A pequena vila de Vlkolinec, localizada na Eslováquia, está no centro de um debate sobre seu status como Patrimônio Mundial da UNESCO, motivado pelas pressões do turismo excessivo. Moradores e autoridades locais apontam que a questão vai além da simples remoção da lista, envolvendo a proteção de uma comunidade viva.

Transformação Acelerada pela UNESCO

Segundo Anton Sabucha, morador de 68 anos, a pressão do turismo aumentou desde que Vlkolinec foi inscrita na lista da UNESCO em 1993. Ele recorda que, em tempos passados, cerca de 200 pessoas habitavam a vila, enquanto hoje apenas 17 permanecem durante todo o ano. “Os visitantes que vêm com humildade são sempre bem-vindos, mas aqueles que são rudes perturbam nossa paz”, afirmou Sabucha.

Com a transformação do local em atração turística, muitos moradores sentem que sua privacidade foi invadida. Sabucha, por exemplo, colocou uma barreira em sua propriedade com avisos de “Proibido Entrar” e “Sem Fotos”, mas ainda assim enfrenta visitantes que desrespeitam essas sinalizações.

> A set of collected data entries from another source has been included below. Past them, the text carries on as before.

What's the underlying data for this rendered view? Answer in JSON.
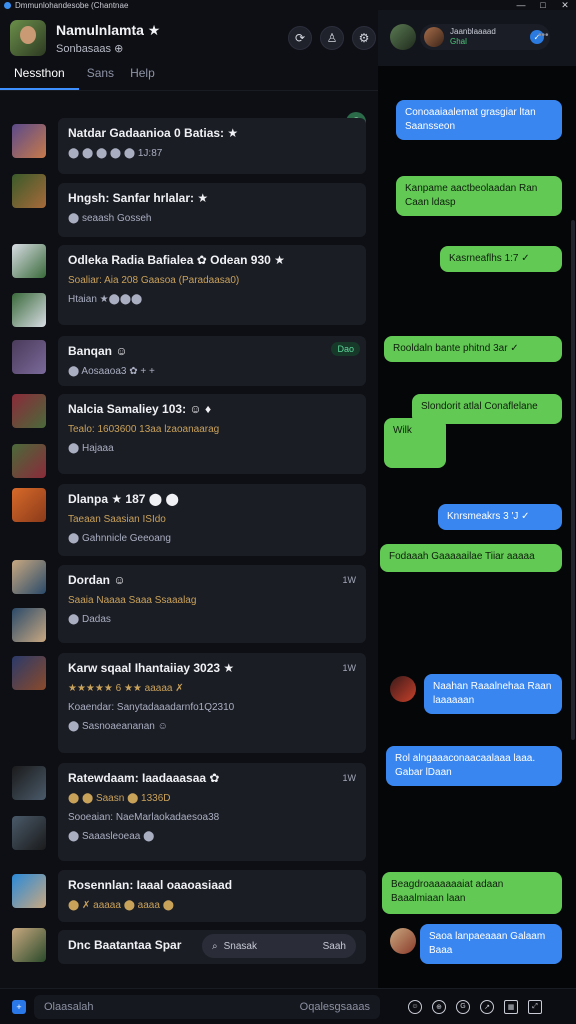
{
  "window": {
    "title": "Dmmunlohandesobe  (Chantnae",
    "minimize": "—",
    "maximize": "□",
    "close": "✕"
  },
  "profile": {
    "name": "Namulnlamta ★",
    "status": "Sonbasaas ⊕"
  },
  "header_icons": [
    "refresh-icon",
    "person-icon",
    "settings-icon"
  ],
  "tabs": [
    {
      "label": "Nessthon",
      "active": true
    },
    {
      "label": "Sans",
      "active": false
    },
    {
      "label": "Help",
      "active": false
    }
  ],
  "unread_badge": "@",
  "rows": [
    {
      "title": "Natdar Gadaanioa 0 Batias: ★",
      "line2": "",
      "line3": "⬤ ⬤ ⬤ ⬤ ⬤  1J:87",
      "time": "",
      "tag": "",
      "thumb_colors": [
        "#5a4a8a",
        "#c87a4a"
      ]
    },
    {
      "title": "Hngsh: Sanfar hrlalar: ★",
      "line2": "",
      "line3": "⬤ seaash Gosseh",
      "time": "",
      "tag": "",
      "thumb_colors": [
        "#3a5a2a",
        "#a86a3a"
      ]
    },
    {
      "title": "Odleka Radia Bafialea ✿ Odean 930 ★",
      "line2": "Soaliar: Aia 208 Gaasoa (Paradaasa0)",
      "line3": "Htaian ★⬤⬤⬤",
      "time": "",
      "tag": "",
      "thumb_colors": [
        "#d8dce4",
        "#3a6a3a"
      ]
    },
    {
      "title": "Banqan ☺",
      "line2": "",
      "line3": "⬤ Aosaaoa3 ✿ + +",
      "time": "",
      "tag": "Dao",
      "thumb_colors": [
        "#4a3a5a",
        "#7a6a9a"
      ]
    },
    {
      "title": "Nalcia Samaliey 103: ☺ ♦",
      "line2": "Tealo: 1603600 13aa lzaoanaarag",
      "line3": "⬤ Hajaaa",
      "time": "",
      "tag": "",
      "thumb_colors": [
        "#8a2a3a",
        "#4a6a3a"
      ]
    },
    {
      "title": "Dlanpa ★        187 ⬤ ⬤",
      "line2": "Taeaan   Saasian   ISIdo",
      "line3": "⬤ Gahnnicle Geeoang",
      "time": "",
      "tag": "",
      "thumb_colors": [
        "#d86a2a",
        "#8a3a1a"
      ]
    },
    {
      "title": "Dordan ☺",
      "line2": "Saaia Naaaa Saaa Ssaaalag",
      "line3": "⬤ Dadas",
      "time": "1W",
      "tag": "",
      "thumb_colors": [
        "#c8a880",
        "#2a4a6a"
      ]
    },
    {
      "title": "Karw sqaal Ihantaiiay 3023 ★",
      "line2": "★★★★★ 6 ★★ aaaaa ✗",
      "line3": "Koaendar: Sanytadaaadarnfo1Q2310",
      "line4": "⬤ Sasnoaeananan ☺",
      "time": "1W",
      "tag": "",
      "thumb_colors": [
        "#2a3a6a",
        "#8a4a2a"
      ]
    },
    {
      "title": "Ratewdaam: Iaadaaasaa ✿",
      "line2": "⬤ ⬤ Saasn ⬤ 1336D",
      "line3": "Sooeaian: NaeMarlaokadaesoa38",
      "line4": "⬤ Saaasleoeaa ⬤",
      "time": "1W",
      "tag": "",
      "thumb_colors": [
        "#1a1a1a",
        "#4a5a6a"
      ]
    },
    {
      "title": "Rosennlan: Iaaal oaaoasiaad",
      "line2": "⬤ ✗ aaaaa ⬤ aaaa ⬤",
      "line3": "",
      "time": "",
      "tag": "",
      "thumb_colors": [
        "#2a8ad8",
        "#c8a880"
      ]
    },
    {
      "title": "Dnc Baatantaa Spar",
      "line2": "",
      "line3": "",
      "time": "",
      "tag": "",
      "thumb_colors": [
        "#c8a880",
        "#2a4a2a"
      ]
    }
  ],
  "search": {
    "placeholder": "Snasak",
    "button": "Saah"
  },
  "chat_header": {
    "name": "Jaanblaaaad",
    "sub": "Ghal",
    "more": "•••"
  },
  "messages": [
    {
      "text": "Conoaaiaalemat grasgiar ltan Saansseon",
      "side": "blue"
    },
    {
      "text": "Kanpame aactbeolaadan Ran Caan ldasp",
      "side": "green"
    },
    {
      "text": "Kasrneaflhs  1:7 ✓",
      "side": "green"
    },
    {
      "text": "Rooldaln bante phitnd 3ar ✓",
      "side": "green"
    },
    {
      "text": "Slondorit atlal Conaflelane",
      "side": "green"
    },
    {
      "text": "Wilk",
      "side": "green"
    },
    {
      "text": "Knrsmeakrs 3 'J ✓",
      "side": "blue"
    },
    {
      "text": "Fodaaah Gaaaaailae Tiiar aaaaa",
      "side": "green"
    },
    {
      "text": "Naahan Raaalnehaa Raan laaaaaan",
      "side": "blue"
    },
    {
      "text": "Rol alngaaaconaacaalaaa laaa. Gabar lDaan",
      "side": "blue"
    },
    {
      "text": "Beagdroaaaaaaiat adaan Baaalmiaan laan",
      "side": "green"
    },
    {
      "text": "Saoa lanpaeaaan Galaam Baaa",
      "side": "blue"
    }
  ],
  "composer": {
    "placeholder": "Olaasalah",
    "hint": "Oqalesgsaaas"
  },
  "composer_icons": [
    "emoji-icon",
    "attach-icon",
    "gif-icon",
    "share-icon",
    "image-icon",
    "expand-icon"
  ]
}
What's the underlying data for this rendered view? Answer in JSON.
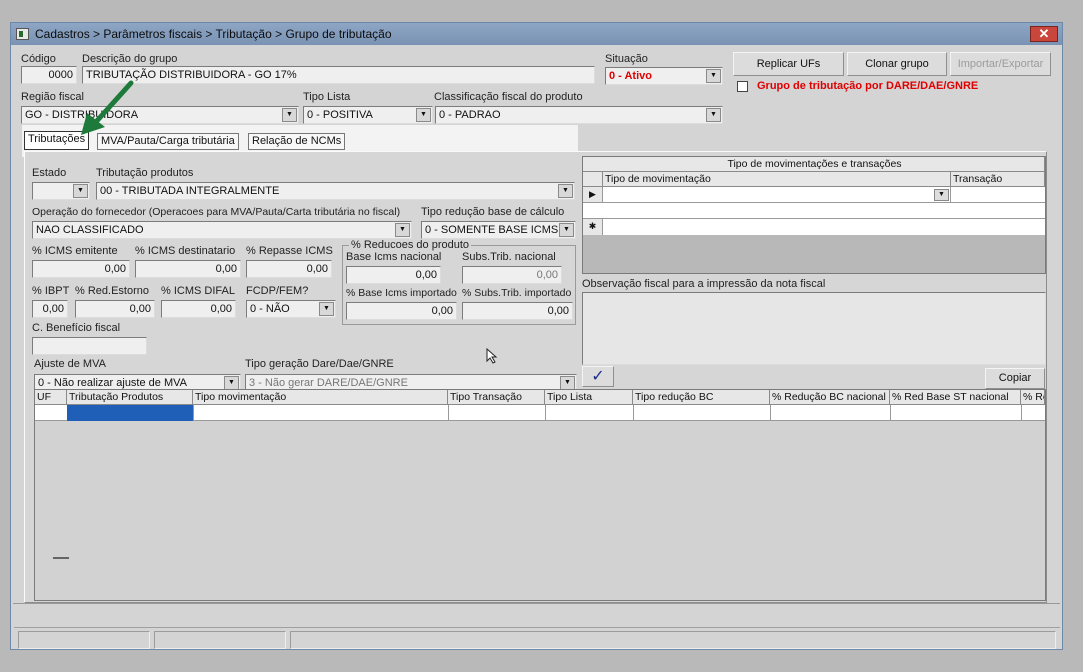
{
  "window": {
    "title": "Cadastros > Parâmetros fiscais > Tributação > Grupo de tributação",
    "close": "✕"
  },
  "header": {
    "codigo_label": "Código",
    "codigo_value": "0000",
    "descricao_label": "Descrição do grupo",
    "descricao_value": "TRIBUTAÇÃO DISTRIBUIDORA - GO 17%",
    "situacao_label": "Situação",
    "situacao_value": "0 - Ativo",
    "replicar_label": "Replicar UFs",
    "clonar_label": "Clonar grupo",
    "importar_label": "Importar/Exportar",
    "dare_label": "Grupo de tributação por DARE/DAE/GNRE",
    "regiao_label": "Região fiscal",
    "regiao_value": "GO - DISTRIBUIDORA",
    "tipolista_label": "Tipo Lista",
    "tipolista_value": "0 - POSITIVA",
    "classificacao_label": "Classificação fiscal do produto",
    "classificacao_value": "0 - PADRAO"
  },
  "tabs": [
    "Tributações",
    "MVA/Pauta/Carga tributária",
    "Relação de NCMs"
  ],
  "form": {
    "estado_label": "Estado",
    "estado_value": "",
    "tribprod_label": "Tributação produtos",
    "tribprod_value": "00 - TRIBUTADA INTEGRALMENTE",
    "operacao_label": "Operação do fornecedor (Operacoes para MVA/Pauta/Carta tributária no fiscal)",
    "operacao_value": "NAO CLASSIFICADO",
    "tiporeducao_label": "Tipo redução base de cálculo",
    "tiporeducao_value": "0 - SOMENTE BASE ICMS",
    "icms_emitente_label": "% ICMS emitente",
    "icms_emitente_value": "0,00",
    "icms_dest_label": "% ICMS destinatario",
    "icms_dest_value": "0,00",
    "repasse_label": "% Repasse ICMS",
    "repasse_value": "0,00",
    "reducoes_label": "% Reducoes do produto",
    "base_nac_label": "Base Icms nacional",
    "base_nac_value": "0,00",
    "subs_nac_label": "Subs.Trib. nacional",
    "subs_nac_value": "0,00",
    "base_imp_label": "% Base Icms importado",
    "base_imp_value": "0,00",
    "subs_imp_label": "% Subs.Trib. importado",
    "subs_imp_value": "0,00",
    "ibpt_label": "% IBPT",
    "ibpt_value": "0,00",
    "redestorno_label": "% Red.Estorno",
    "redestorno_value": "0,00",
    "difal_label": "% ICMS DIFAL",
    "difal_value": "0,00",
    "fcdp_label": "FCDP/FEM?",
    "fcdp_value": "0 - NÃO",
    "beneficio_label": "C. Benefício fiscal",
    "beneficio_value": "",
    "ajuste_label": "Ajuste de MVA",
    "ajuste_value": "0 - Não realizar ajuste de MVA",
    "dare_tipo_label": "Tipo geração Dare/Dae/GNRE",
    "dare_tipo_value": "3 - Não gerar DARE/DAE/GNRE"
  },
  "movgrid": {
    "title": "Tipo de movimentações e transações",
    "col_mov": "Tipo de movimentação",
    "col_trans": "Transação"
  },
  "observacao_label": "Observação fiscal para a impressão da nota fiscal",
  "copiar_label": "Copiar",
  "confirm_glyph": "✓",
  "maingrid": {
    "columns": [
      "UF",
      "Tributação Produtos",
      "Tipo movimentação",
      "Tipo Transação",
      "Tipo Lista",
      "Tipo redução BC",
      "% Redução BC nacional",
      "% Red Base ST nacional",
      "% Re"
    ]
  },
  "colors": {
    "accent_red": "#e00000",
    "arrow_green": "#1d7a3a",
    "selection_blue": "#1f5fb8"
  }
}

A Desaparecimento da Vida Tradicional

O impacto do turismo na vida tradicional da vila é uma preocupação central. Sabucha observa que os campos ao redor não são mais cultivados e muitas práticas agrícolas que moldaram a paisagem desapareceram. Ele critica a geração de receita proveniente do turismo, que, segundo ele, não tem sido suficiente para reverter essa situação. “Recebemos cerca de 400 euros por ano em receitas de ingressos, o que mal cobre nossas necessidades básicas”, lamentou.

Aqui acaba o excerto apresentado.